2. The most important thing I learned about
Project Based Learning and student learning is that students work well independently when given clear expectations for their roles and final projects. The students Science Fair Experiments turned out excellent. Also, they worked well in a "Jigsaw" project to learn about systems. They were engaged throughout the lessons.

3. What I learned about planning and implementing Project Based Learning is to "begin with the end in mind." In other words, lay out exactly what you expect to be in the final project. Tell the students these expectations. I also found that setting clear roles for students helped the investigations run smoothly. The time spent in planning is well worth the investment. The science investigations required quite a bit of preparation. I set up stations for them to get the required materials, and for a couple Investigations, I did a bit more prep work. For example, I added brine shrimp eggs to 28 cups in advance of one investigation, since there was one small glass bottle, and it would've taken more time for the students to do that step.

4. Perhaps in the future, I'd like to do a little less prep and see if the students can take responsibility for setting up the investigations more themselves.

5. The biggest struggle with this project was a few students who posed behavior problems.

6. To overcome the challenge posed by these students, I frequently checked with them during investigations. For one lesson, a couple students sat out and then I worked with them later to perform the investigation. Fortunately, I had the support of a full-time teacher to do this. If I were a full-time teacher, I would set aside time before or after school, or lunch to work with students if necessary.

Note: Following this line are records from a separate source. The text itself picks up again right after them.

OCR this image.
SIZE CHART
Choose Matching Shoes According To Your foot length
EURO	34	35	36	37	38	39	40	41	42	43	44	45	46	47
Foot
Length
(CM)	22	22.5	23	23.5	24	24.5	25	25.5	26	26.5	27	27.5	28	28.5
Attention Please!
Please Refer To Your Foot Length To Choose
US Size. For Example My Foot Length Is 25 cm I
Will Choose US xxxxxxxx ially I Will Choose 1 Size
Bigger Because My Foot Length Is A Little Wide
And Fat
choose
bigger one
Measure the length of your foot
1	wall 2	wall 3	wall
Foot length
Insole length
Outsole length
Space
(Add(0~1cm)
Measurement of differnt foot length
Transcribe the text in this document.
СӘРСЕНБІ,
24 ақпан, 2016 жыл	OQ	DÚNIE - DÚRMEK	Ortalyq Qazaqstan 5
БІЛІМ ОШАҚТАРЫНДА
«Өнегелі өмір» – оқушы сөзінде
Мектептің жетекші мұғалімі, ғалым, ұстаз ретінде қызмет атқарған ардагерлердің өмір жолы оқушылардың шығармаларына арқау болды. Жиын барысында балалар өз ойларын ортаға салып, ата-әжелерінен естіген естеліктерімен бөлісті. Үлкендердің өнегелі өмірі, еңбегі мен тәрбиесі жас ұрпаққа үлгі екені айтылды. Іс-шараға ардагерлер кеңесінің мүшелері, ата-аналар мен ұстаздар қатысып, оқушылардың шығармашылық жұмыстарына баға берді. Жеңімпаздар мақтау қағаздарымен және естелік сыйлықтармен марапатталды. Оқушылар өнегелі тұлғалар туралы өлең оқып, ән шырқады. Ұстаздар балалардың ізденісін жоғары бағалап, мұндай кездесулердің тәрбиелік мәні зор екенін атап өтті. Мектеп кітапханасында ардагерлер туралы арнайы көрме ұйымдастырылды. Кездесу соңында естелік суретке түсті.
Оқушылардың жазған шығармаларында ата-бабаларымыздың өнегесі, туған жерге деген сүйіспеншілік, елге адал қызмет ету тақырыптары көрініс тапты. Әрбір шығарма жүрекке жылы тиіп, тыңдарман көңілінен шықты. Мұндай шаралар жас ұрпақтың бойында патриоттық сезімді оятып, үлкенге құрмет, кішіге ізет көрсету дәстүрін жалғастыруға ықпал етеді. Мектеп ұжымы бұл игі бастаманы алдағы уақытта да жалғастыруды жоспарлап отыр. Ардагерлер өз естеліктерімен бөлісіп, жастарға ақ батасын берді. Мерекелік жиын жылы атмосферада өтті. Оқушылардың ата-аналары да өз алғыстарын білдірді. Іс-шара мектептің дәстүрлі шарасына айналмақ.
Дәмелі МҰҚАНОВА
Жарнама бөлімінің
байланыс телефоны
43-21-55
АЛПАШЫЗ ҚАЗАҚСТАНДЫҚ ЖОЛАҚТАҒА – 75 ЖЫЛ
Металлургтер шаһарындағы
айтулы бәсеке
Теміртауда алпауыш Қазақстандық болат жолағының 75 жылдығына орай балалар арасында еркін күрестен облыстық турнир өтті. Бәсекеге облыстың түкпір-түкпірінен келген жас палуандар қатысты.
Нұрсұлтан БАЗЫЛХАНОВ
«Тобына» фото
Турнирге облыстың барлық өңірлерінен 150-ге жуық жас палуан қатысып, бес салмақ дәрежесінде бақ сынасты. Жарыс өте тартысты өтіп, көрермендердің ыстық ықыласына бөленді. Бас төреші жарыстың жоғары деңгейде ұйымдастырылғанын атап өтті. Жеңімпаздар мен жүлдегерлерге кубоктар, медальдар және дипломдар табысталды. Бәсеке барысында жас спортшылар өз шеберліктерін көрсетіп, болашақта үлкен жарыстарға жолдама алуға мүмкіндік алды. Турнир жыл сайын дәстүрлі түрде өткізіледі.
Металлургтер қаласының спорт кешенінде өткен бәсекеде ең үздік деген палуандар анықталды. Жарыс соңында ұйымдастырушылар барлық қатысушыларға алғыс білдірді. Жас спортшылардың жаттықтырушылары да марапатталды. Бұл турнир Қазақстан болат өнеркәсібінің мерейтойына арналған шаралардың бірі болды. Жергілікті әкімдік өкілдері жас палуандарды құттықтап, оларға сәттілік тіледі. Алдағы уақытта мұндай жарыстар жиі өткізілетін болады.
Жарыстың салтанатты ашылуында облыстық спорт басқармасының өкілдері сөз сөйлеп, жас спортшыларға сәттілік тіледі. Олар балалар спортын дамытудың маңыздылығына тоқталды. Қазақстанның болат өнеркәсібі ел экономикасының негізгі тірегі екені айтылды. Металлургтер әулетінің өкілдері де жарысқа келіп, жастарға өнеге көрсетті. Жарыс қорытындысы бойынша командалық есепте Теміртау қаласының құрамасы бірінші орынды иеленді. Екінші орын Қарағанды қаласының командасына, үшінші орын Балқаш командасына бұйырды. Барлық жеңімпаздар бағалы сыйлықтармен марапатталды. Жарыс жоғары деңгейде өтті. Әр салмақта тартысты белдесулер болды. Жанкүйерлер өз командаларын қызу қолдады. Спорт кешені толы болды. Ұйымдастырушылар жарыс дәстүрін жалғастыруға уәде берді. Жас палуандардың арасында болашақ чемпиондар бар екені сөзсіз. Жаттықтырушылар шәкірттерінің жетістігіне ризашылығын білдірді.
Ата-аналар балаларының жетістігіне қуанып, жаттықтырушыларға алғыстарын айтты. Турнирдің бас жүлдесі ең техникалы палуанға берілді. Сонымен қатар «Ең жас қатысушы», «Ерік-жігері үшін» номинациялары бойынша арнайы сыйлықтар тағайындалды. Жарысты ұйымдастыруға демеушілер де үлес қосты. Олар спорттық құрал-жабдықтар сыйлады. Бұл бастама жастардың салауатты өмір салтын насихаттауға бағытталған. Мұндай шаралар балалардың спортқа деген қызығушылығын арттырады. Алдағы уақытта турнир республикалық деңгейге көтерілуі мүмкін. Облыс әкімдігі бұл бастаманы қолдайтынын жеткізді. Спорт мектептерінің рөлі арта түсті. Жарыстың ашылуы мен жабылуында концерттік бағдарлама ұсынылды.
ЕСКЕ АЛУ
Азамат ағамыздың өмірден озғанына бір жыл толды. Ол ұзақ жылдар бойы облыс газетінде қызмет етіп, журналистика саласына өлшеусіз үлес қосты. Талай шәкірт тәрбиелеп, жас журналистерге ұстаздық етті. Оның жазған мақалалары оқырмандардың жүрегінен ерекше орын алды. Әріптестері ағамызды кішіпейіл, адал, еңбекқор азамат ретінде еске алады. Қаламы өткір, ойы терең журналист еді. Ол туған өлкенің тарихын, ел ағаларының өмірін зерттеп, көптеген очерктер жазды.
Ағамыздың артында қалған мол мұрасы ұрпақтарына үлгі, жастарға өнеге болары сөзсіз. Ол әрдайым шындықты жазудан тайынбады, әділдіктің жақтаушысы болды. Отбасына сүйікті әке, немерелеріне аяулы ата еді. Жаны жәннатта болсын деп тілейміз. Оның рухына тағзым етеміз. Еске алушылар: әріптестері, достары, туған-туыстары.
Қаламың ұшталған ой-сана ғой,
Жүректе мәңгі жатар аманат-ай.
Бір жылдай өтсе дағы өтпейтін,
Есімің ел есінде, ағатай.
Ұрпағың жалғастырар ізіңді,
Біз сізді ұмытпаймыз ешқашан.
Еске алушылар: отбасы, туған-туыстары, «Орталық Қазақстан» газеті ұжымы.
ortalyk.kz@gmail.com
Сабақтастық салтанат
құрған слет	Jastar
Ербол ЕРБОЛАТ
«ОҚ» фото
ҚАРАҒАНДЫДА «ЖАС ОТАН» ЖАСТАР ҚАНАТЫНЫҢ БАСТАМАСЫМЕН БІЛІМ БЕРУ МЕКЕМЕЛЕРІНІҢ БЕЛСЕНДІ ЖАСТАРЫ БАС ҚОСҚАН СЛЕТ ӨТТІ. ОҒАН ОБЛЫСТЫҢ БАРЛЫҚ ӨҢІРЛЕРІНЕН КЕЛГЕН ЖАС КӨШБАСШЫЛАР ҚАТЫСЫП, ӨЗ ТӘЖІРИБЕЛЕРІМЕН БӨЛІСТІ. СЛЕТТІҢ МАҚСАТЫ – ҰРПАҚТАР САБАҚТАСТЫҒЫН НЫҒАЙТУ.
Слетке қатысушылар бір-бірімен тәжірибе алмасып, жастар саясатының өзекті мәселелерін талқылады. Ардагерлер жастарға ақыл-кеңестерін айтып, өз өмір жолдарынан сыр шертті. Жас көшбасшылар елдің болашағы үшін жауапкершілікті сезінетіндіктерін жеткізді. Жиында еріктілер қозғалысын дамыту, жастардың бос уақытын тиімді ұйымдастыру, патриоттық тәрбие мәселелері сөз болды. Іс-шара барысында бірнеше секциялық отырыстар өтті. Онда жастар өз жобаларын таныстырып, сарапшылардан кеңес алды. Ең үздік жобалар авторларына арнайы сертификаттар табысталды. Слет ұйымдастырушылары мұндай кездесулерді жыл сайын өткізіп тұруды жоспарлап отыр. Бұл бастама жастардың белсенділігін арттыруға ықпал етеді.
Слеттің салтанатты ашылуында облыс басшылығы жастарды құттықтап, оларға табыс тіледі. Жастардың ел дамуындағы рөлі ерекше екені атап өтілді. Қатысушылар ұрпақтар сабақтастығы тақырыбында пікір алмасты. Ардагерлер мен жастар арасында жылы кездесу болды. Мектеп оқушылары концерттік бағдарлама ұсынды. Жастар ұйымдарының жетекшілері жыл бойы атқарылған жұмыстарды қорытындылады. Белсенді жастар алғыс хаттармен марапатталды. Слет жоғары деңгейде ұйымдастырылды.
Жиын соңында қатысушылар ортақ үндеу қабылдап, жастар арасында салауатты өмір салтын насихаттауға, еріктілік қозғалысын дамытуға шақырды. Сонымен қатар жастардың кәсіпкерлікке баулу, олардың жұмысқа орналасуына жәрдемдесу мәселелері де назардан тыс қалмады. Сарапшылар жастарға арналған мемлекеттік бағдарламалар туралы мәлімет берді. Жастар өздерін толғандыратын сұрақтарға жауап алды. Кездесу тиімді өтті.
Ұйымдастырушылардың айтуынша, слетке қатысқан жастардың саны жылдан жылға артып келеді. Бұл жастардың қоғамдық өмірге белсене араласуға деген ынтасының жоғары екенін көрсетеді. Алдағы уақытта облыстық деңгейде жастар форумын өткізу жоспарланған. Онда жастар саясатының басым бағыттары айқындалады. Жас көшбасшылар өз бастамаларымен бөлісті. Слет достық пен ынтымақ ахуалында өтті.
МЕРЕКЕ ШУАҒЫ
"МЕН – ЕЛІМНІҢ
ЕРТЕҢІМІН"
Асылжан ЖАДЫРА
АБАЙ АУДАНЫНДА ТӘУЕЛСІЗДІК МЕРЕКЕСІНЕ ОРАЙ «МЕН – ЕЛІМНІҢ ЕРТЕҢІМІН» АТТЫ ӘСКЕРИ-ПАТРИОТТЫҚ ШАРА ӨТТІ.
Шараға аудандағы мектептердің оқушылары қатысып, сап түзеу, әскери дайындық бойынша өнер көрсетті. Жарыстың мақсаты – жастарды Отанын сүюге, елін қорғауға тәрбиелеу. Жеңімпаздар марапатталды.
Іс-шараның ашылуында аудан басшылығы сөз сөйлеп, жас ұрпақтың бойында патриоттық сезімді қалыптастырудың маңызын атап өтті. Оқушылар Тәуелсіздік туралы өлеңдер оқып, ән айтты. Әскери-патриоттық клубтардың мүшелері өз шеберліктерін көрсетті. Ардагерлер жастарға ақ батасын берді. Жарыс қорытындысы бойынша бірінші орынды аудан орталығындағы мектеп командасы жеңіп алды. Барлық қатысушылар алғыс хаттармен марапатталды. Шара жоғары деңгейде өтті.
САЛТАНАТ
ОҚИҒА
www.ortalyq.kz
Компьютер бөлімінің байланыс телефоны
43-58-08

7. I am really proud that I had the principal observe me for one of the investigations, and it went really well. I am also very proud of the students' final Science Fair projects. They all put a lot of work into these projects.

8. I was really supported by Brandy Ross, who allowed me to adopt her classroom. She was a great mentor. One thing I learned from her is "don't talkover students." This is great as a classroom management strategy. The way I remind myself to follow through with this is to tell myself: "what students have to say is important; allow them to finish." The high school science teacher brought her AP students to judge the elementary school students projects, which I think is a great Community of Practice support.

9. Next year, if I get hired in the librarian position, I will apply for Tier 3 in order to get iPods in the hands of as many students as possible. Otherwise, I may apply to Tier 2, Take 2.
I have recently started a blog: and a Youtube channel: - I have already posted the lesson I did on Google Sketchup. I may do some more video lessons to help "flip the classroom," and teach students in general.